Já não sei em que data estamos, nesta casa não há calendários,
e na minha memória tudo está irremediavelmente revolto. As coisas antigas foram
desaparecendo. E eu também " fui-me apagando " sem que ninguém desse
conta. Ao crescer a família, trocaram-me de quarto. Depois, passaram-me para
outro menor ainda, acompanhada das minhas netas, agora ocupo aquele
"anexo" traseiro, no fundo do quintal.
Prometeram-me mudar o vidro partido da janela, mas
"esqueceram-se"... As noites
são frias e sopra por ali um ventinho gelado, que aumentam mais e mais as
minhas dores reumáticas.
Um dia, à tarde, dei conta que a minha voz tinha
desaparecido. Quando falo, os meus filhos e netos não me respondem. Conversam
sem olhar para mim, como se eu não estivesse ali. Às vezes digo algo,
acreditando que apreciarão os meus conselhos, mas nem me olham! Retiro-me para
o meu canto, antes de terminar o meu "café" deslavado. Agora sou
INVISÍVEL...
Estive três dias a chorar no meu quarto, até que numa certa
manhã, um dos netos entrou para guardar umas coisas velhas. Imaginem que nem
sequer "bom dia" me deu! Foi então que me convenci, de que sou mesmo
invisível.
Recentemente, os netos vieram dizer-me que iríamos passear ao
campo. Fiquei muito feliz, há tanto tempo que não saía daquele lugar!

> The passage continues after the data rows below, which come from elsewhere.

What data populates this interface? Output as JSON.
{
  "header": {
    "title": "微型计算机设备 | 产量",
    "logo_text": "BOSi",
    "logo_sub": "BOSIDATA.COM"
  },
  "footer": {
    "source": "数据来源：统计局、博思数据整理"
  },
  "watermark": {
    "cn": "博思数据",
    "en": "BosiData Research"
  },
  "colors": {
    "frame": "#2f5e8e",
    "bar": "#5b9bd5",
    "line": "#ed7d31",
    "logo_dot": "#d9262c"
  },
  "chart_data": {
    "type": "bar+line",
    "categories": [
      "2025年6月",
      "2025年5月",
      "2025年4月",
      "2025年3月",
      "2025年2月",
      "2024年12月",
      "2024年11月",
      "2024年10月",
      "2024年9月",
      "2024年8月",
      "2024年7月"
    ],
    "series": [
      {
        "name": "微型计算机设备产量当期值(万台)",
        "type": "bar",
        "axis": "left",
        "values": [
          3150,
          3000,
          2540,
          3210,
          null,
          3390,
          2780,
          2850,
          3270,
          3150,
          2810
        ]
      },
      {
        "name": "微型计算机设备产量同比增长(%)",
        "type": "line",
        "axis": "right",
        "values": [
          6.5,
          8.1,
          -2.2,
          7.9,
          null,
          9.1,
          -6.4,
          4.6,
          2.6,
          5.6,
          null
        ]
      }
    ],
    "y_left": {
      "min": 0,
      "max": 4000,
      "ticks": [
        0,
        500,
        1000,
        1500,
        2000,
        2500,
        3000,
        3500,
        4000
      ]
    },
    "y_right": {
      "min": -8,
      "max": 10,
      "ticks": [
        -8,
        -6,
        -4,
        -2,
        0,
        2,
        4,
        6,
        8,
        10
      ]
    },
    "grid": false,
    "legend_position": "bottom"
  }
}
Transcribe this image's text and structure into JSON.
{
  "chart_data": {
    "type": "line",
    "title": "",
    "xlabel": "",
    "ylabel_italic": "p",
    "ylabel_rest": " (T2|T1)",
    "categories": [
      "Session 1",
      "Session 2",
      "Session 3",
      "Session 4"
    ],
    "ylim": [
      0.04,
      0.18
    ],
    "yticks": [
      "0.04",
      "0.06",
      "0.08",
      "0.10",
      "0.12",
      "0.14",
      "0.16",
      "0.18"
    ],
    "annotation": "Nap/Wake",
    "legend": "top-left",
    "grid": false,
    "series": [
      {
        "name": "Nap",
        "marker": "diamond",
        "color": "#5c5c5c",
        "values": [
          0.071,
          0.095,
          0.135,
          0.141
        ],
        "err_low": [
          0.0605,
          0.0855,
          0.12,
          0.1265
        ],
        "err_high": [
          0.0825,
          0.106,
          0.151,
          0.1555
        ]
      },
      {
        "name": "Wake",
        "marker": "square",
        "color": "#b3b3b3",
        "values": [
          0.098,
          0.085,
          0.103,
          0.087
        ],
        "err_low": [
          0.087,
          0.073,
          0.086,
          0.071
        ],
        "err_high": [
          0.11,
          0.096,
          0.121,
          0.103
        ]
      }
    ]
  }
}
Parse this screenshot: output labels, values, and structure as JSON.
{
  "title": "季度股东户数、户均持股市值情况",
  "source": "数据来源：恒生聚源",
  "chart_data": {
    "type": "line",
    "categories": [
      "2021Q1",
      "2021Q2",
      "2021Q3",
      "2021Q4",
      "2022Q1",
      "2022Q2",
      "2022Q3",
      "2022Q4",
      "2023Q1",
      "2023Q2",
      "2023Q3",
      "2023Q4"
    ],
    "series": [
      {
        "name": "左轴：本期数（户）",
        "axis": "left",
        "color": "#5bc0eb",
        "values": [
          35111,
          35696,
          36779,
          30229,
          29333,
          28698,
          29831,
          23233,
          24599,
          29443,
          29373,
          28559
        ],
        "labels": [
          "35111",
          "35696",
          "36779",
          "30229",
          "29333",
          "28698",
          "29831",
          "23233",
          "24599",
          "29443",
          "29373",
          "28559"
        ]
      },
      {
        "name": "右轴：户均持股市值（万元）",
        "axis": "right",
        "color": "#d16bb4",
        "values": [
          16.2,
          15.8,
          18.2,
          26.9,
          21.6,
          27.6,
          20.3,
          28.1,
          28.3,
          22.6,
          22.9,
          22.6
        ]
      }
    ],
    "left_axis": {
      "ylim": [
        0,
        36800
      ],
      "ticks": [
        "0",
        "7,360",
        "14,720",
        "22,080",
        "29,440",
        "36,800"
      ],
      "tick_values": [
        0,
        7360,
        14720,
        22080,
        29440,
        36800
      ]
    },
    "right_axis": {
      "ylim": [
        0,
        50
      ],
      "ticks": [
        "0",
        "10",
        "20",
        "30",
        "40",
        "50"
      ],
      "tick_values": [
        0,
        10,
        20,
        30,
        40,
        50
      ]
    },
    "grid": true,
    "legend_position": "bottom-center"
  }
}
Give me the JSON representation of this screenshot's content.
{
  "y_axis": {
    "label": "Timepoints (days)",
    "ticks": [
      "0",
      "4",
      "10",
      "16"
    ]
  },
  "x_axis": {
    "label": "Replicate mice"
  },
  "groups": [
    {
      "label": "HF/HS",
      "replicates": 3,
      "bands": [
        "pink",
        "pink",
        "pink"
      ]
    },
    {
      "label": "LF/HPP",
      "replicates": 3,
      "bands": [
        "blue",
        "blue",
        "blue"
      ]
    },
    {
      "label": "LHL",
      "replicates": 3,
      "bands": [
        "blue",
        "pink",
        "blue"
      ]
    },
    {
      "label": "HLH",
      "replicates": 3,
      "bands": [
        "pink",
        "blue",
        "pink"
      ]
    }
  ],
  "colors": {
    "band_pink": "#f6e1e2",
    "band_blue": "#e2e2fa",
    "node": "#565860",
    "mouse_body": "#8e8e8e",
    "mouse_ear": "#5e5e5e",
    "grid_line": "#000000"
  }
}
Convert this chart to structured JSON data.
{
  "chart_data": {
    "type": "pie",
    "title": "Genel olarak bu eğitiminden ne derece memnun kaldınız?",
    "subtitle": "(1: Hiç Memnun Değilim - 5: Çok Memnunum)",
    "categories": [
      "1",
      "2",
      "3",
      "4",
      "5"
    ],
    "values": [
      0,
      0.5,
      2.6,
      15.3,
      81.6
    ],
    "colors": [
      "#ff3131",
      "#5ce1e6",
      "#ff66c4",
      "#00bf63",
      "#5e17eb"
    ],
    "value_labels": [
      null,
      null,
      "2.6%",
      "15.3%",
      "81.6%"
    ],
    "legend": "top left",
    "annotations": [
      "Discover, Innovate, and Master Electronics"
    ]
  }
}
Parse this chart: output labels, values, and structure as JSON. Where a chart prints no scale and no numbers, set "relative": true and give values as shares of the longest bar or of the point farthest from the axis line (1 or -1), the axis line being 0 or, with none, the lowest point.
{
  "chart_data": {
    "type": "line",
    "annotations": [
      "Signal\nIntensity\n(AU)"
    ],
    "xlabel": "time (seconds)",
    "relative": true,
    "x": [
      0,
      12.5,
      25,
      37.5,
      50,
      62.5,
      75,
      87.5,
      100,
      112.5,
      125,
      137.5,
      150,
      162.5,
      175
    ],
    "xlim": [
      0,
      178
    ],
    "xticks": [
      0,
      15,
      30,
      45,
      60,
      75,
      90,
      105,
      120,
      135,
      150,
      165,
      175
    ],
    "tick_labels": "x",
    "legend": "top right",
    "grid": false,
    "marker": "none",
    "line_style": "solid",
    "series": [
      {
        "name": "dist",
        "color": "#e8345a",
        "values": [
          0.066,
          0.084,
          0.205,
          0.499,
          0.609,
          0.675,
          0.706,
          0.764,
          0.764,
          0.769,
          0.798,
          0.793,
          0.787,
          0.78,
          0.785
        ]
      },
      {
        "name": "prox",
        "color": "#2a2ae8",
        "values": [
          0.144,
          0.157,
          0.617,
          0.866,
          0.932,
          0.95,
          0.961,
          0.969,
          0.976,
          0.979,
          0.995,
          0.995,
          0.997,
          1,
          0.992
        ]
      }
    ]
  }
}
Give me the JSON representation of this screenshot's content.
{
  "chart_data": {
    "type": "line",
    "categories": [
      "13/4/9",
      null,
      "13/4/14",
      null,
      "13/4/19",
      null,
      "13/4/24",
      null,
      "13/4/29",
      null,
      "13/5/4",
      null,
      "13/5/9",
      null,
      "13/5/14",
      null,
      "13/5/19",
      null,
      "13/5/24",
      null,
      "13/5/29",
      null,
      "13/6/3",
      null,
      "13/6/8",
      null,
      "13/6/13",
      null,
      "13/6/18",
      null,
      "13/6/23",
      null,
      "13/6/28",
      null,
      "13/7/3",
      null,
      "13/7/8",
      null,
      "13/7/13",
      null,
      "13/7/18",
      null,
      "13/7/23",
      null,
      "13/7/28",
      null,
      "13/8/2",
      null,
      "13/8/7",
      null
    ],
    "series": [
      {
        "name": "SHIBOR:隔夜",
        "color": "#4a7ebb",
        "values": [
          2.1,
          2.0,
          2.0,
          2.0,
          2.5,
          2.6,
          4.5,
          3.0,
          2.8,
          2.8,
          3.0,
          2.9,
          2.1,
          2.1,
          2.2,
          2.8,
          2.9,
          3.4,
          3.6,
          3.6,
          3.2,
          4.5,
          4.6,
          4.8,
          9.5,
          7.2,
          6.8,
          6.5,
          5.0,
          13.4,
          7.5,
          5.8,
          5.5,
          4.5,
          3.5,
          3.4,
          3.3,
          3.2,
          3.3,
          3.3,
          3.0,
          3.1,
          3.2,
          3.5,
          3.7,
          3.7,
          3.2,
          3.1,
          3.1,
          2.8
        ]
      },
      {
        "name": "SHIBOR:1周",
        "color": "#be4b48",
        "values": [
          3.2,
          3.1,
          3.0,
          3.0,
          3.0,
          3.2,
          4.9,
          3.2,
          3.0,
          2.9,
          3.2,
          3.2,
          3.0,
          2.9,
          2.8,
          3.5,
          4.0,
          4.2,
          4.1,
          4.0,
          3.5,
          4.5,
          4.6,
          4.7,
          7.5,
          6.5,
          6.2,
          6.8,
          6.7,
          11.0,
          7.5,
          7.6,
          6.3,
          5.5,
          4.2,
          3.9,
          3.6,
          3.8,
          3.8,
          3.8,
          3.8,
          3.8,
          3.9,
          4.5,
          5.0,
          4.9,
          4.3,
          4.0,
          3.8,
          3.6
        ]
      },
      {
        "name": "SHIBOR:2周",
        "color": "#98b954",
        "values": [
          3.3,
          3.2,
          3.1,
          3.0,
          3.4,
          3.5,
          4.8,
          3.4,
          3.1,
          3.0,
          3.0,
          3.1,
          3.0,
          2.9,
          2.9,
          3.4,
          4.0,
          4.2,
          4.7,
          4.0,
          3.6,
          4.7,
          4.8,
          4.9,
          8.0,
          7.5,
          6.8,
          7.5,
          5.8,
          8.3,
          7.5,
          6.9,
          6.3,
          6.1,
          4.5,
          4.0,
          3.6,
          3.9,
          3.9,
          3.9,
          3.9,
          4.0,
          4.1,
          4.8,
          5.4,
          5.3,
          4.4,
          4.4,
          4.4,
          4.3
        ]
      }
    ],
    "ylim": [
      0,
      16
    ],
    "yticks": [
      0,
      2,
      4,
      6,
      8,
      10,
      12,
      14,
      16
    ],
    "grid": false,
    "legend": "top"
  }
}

Fui a primeira a acordar e a levantar-me. Quis arrumar as
coisas com calma, afinal, nós (os velhos) somos mais lentos, assim arranjei-me
a tempo de não os atrasar. De repente, todos entravam e saíam num frenesim
louco, correndo ruidosamente pela casa, atirando bolas e brinquedos para o
carro.
Eu já estava pronta e muito alegre, parei na porta e fiquei à
espera. Quando os vi partir, compreendi que não estava convidada, não fazia
parte dos planos, talvez porque, a lotação do carro estava esgotada.
Senti que o coração encolhia e o queixo tremia, como alguém
que tem vontade de chorar. Eu até os entendo, são jovens, sorriem, sonham,
abraçam-se, beijam-se... E eu?!?!?! Bem, eu... Antes beijava os meus netos,
adorava tê-los nos braços. Eram meus! Até cantava canções de embalar que já
tinha esquecido. Mas um dia...
Um dia a minha neta que acabara de ter um bebé disse-me: -
"Não é bom que os "velhos" beijem os bebés por "questões de
saúde". Desde então, não me aproximo mais deles, tenho tanto medo de
"contagiá-los"!
Definitivamente, tornei-me invisível…
Já alguma vez se sentiu invisível em algum lugar?